The clinical criteria defined previously potentially can help select patients with NANG acute pancreatitis with a higher likelihood of an underlying pancreatic neoplasm for further imaging.

摘要

目的

急性胰腺炎可能是胰腺癌(PaCa)的首发表现。
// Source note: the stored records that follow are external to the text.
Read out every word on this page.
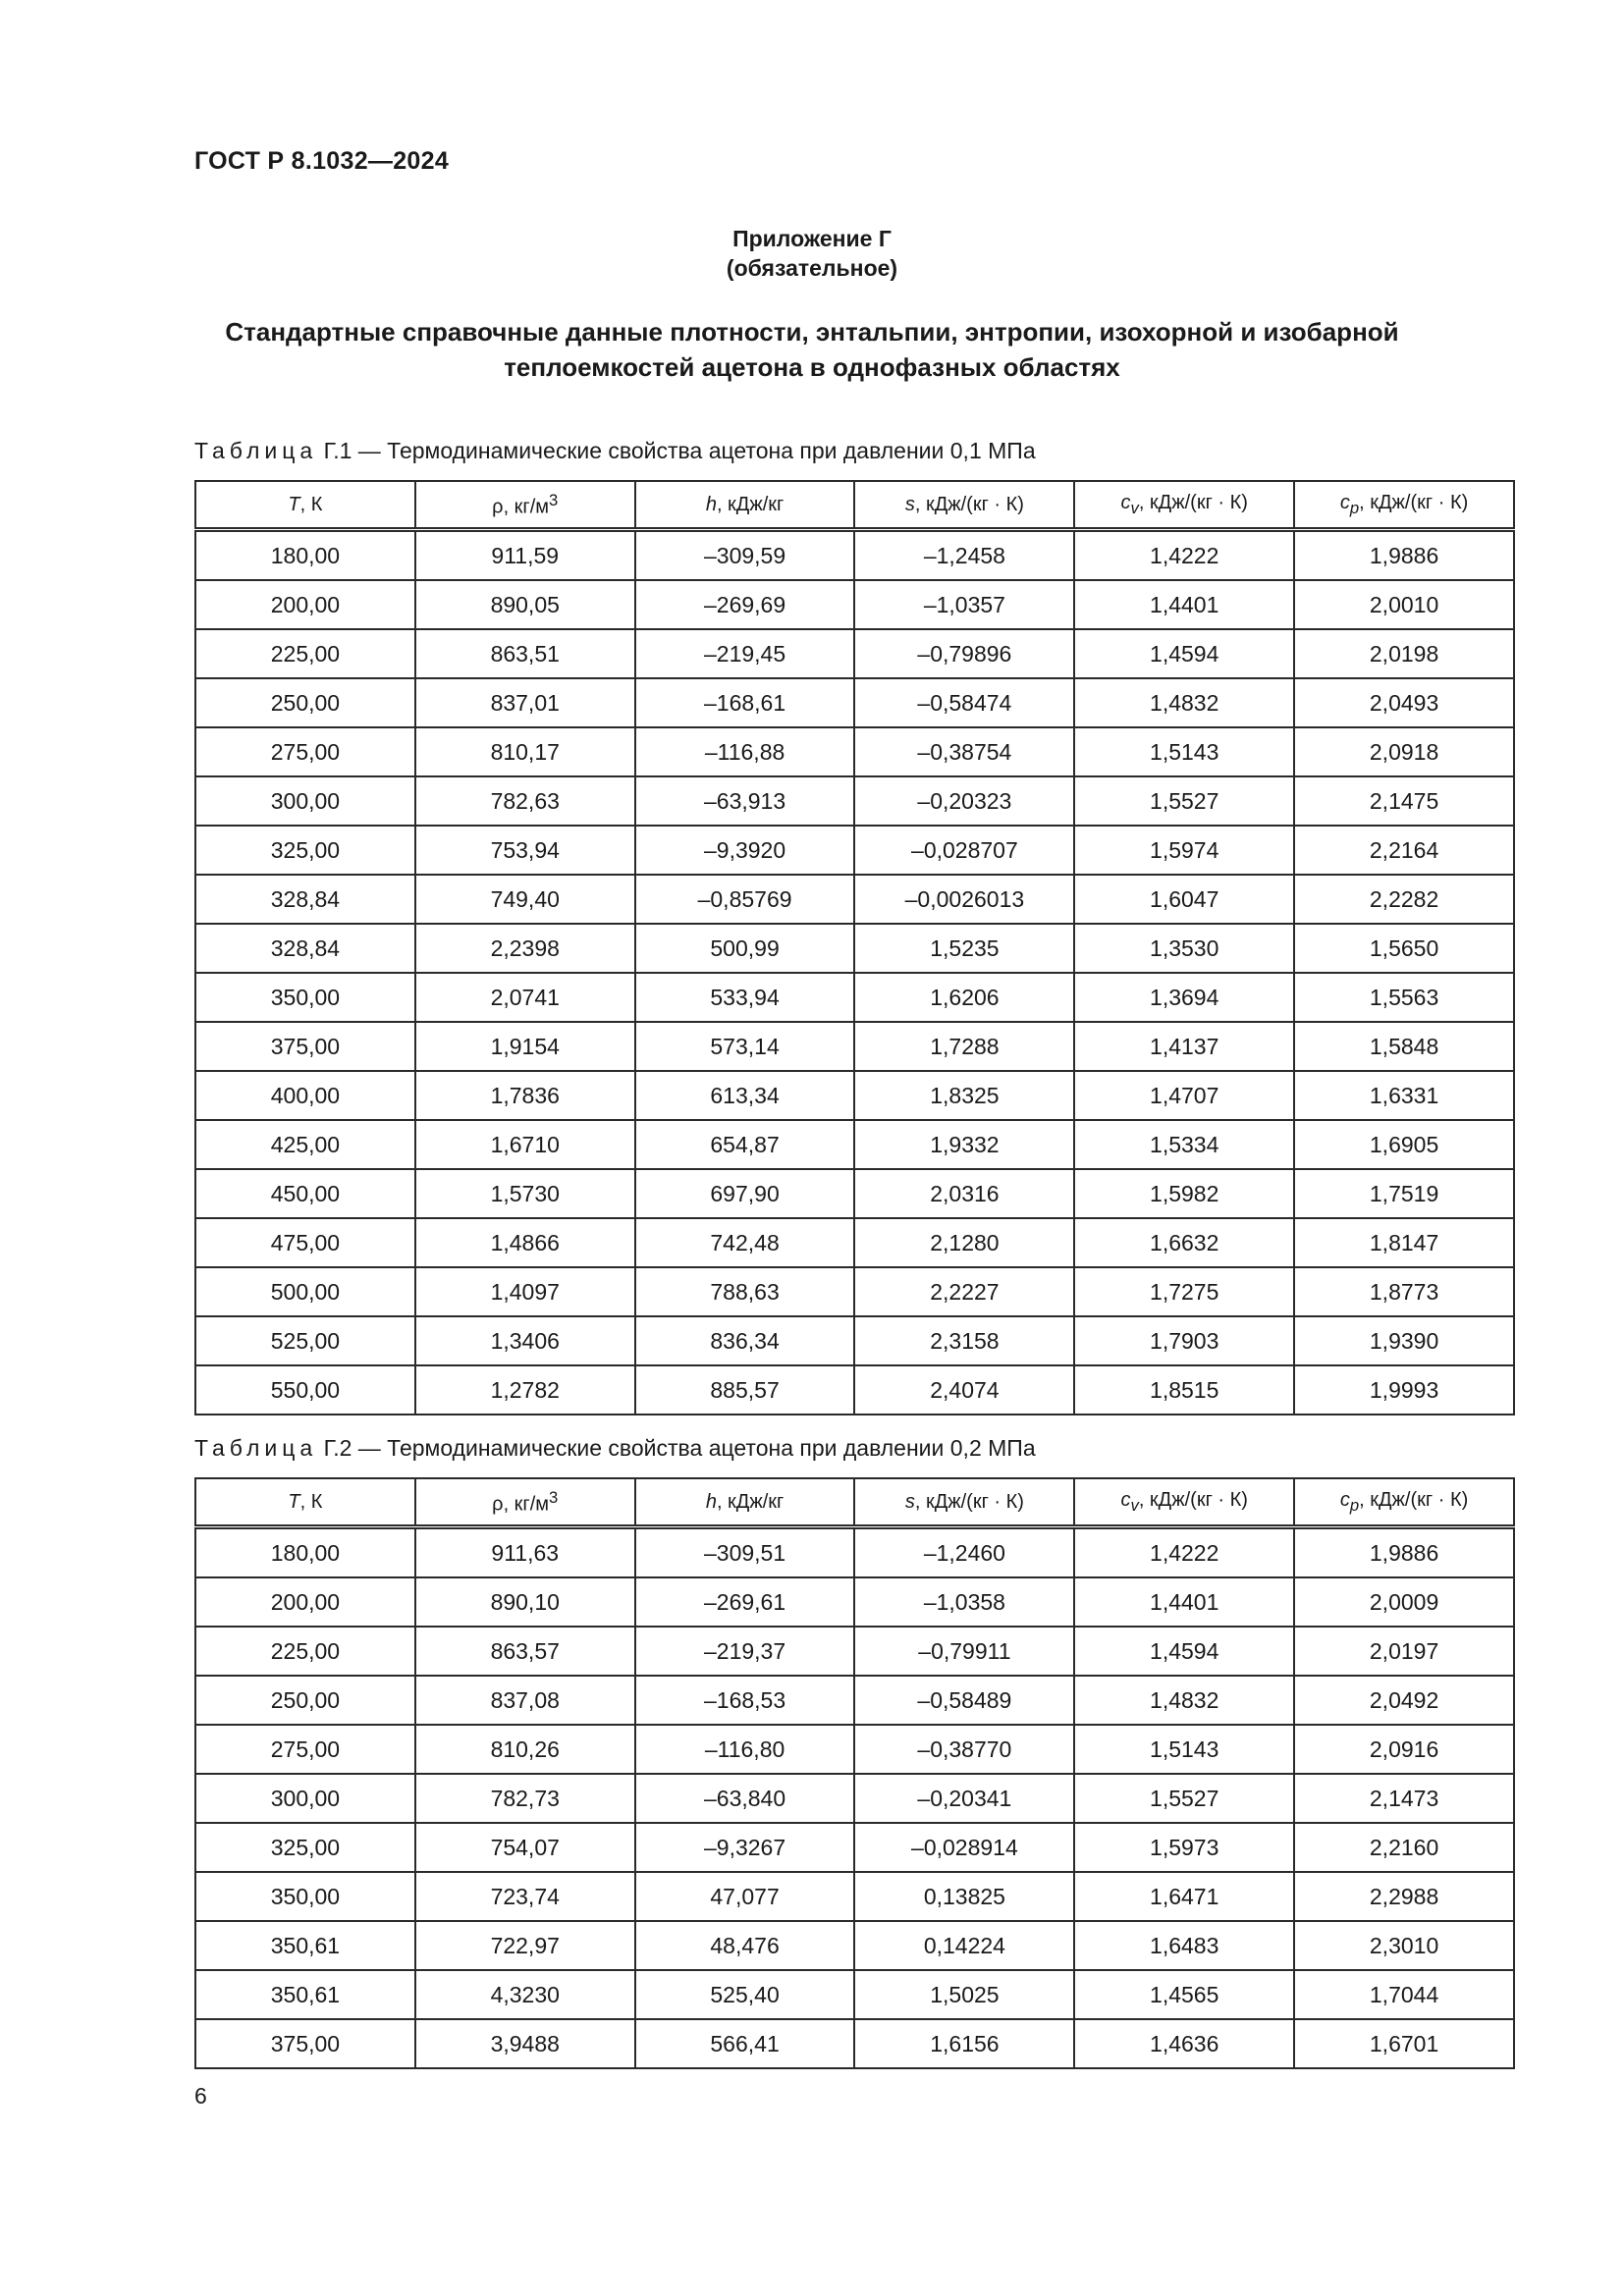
ГОСТ Р 8.1032—2024
Приложение Г
(обязательное)
Стандартные справочные данные плотности, энтальпии, энтропии, изохорной и изобарной
теплоемкостей ацетона в однофазных областях
Таблица Г.1 — Термодинамические свойства ацетона при давлении 0,1 МПа
T, К	ρ, $кг/м^3$	h, кДж/кг	s, кДж/(кг · К)	$c_v$, кДж/(кг · К)	$c_p$, кДж/(кг · К)
180,00	911,59	–309,59	–1,2458	1,4222	1,9886
200,00	890,05	–269,69	–1,0357	1,4401	2,0010
225,00	863,51	–219,45	–0,79896	1,4594	2,0198
250,00	837,01	–168,61	–0,58474	1,4832	2,0493
275,00	810,17	–116,88	–0,38754	1,5143	2,0918
300,00	782,63	–63,913	–0,20323	1,5527	2,1475
325,00	753,94	–9,3920	–0,028707	1,5974	2,2164
328,84	749,40	–0,85769	–0,0026013	1,6047	2,2282
328,84	2,2398	500,99	1,5235	1,3530	1,5650
350,00	2,0741	533,94	1,6206	1,3694	1,5563
375,00	1,9154	573,14	1,7288	1,4137	1,5848
400,00	1,7836	613,34	1,8325	1,4707	1,6331
425,00	1,6710	654,87	1,9332	1,5334	1,6905
450,00	1,5730	697,90	2,0316	1,5982	1,7519
475,00	1,4866	742,48	2,1280	1,6632	1,8147
500,00	1,4097	788,63	2,2227	1,7275	1,8773
525,00	1,3406	836,34	2,3158	1,7903	1,9390
550,00	1,2782	885,57	2,4074	1,8515	1,9993
Таблица Г.2 — Термодинамические свойства ацетона при давлении 0,2 МПа
T, К	ρ, $кг/м^3$	h, кДж/кг	s, кДж/(кг · К)	$c_v$, кДж/(кг · К)	$c_p$, кДж/(кг · К)
180,00	911,63	–309,51	–1,2460	1,4222	1,9886
200,00	890,10	–269,61	–1,0358	1,4401	2,0009
225,00	863,57	–219,37	–0,79911	1,4594	2,0197
250,00	837,08	–168,53	–0,58489	1,4832	2,0492
275,00	810,26	–116,80	–0,38770	1,5143	2,0916
300,00	782,73	–63,840	–0,20341	1,5527	2,1473
325,00	754,07	–9,3267	–0,028914	1,5973	2,2160
350,00	723,74	47,077	0,13825	1,6471	2,2988
350,61	722,97	48,476	0,14224	1,6483	2,3010
350,61	4,3230	525,40	1,5025	1,4565	1,7044
375,00	3,9488	566,41	1,6156	1,4636	1,6701
6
本研究旨在确定非酒精性非胆石相关(NANG)急性胰腺炎患者中提示 PaCa 的临床特征,并评估超声内镜在该背景下诊断 PaCa 的准确性。

方法

这是一项对 332 例接受急性胰腺炎后超声内镜细针抽吸的连续患者的回顾性分析。排除有胆石或胆总管结石、大量或 binge 饮酒或内镜逆行胰胆管造影术后胰腺炎的患者。

结果

在 218 例 NANG 急性胰腺炎患者中,有 38 例患者患有 PaCa。年龄大于 50 岁(P = 0.008)、吸烟史(P < 0.001)、体重减轻 10 磅或以上(P = 0.003)、血清胆红素水平高于 2 mg/dL(P = 0.035)或碱性磷酸酶水平高于 165 U/mL(在血清胆红素水平正常的患者中)(P = 0.003),以及影像学发现可识别的胰腺肿块(P = 0.001)或远端胰腺萎缩(P = 0.006)与多变量分析中的潜在 PaCa 有显著关联。在该队列中,38 例 PaCa 患者中有 37 例有 2 个或更多这些发现。超声内镜细针抽吸术在这种临床情况下诊断癌的准确率为 99.5%(98.6%,100%)。

结论

先前定义的临床标准可能有助于选择 NANG 急性胰腺炎患者,这些患者有更高的潜在胰腺肿瘤可能性,需要进一步进行影像学检查。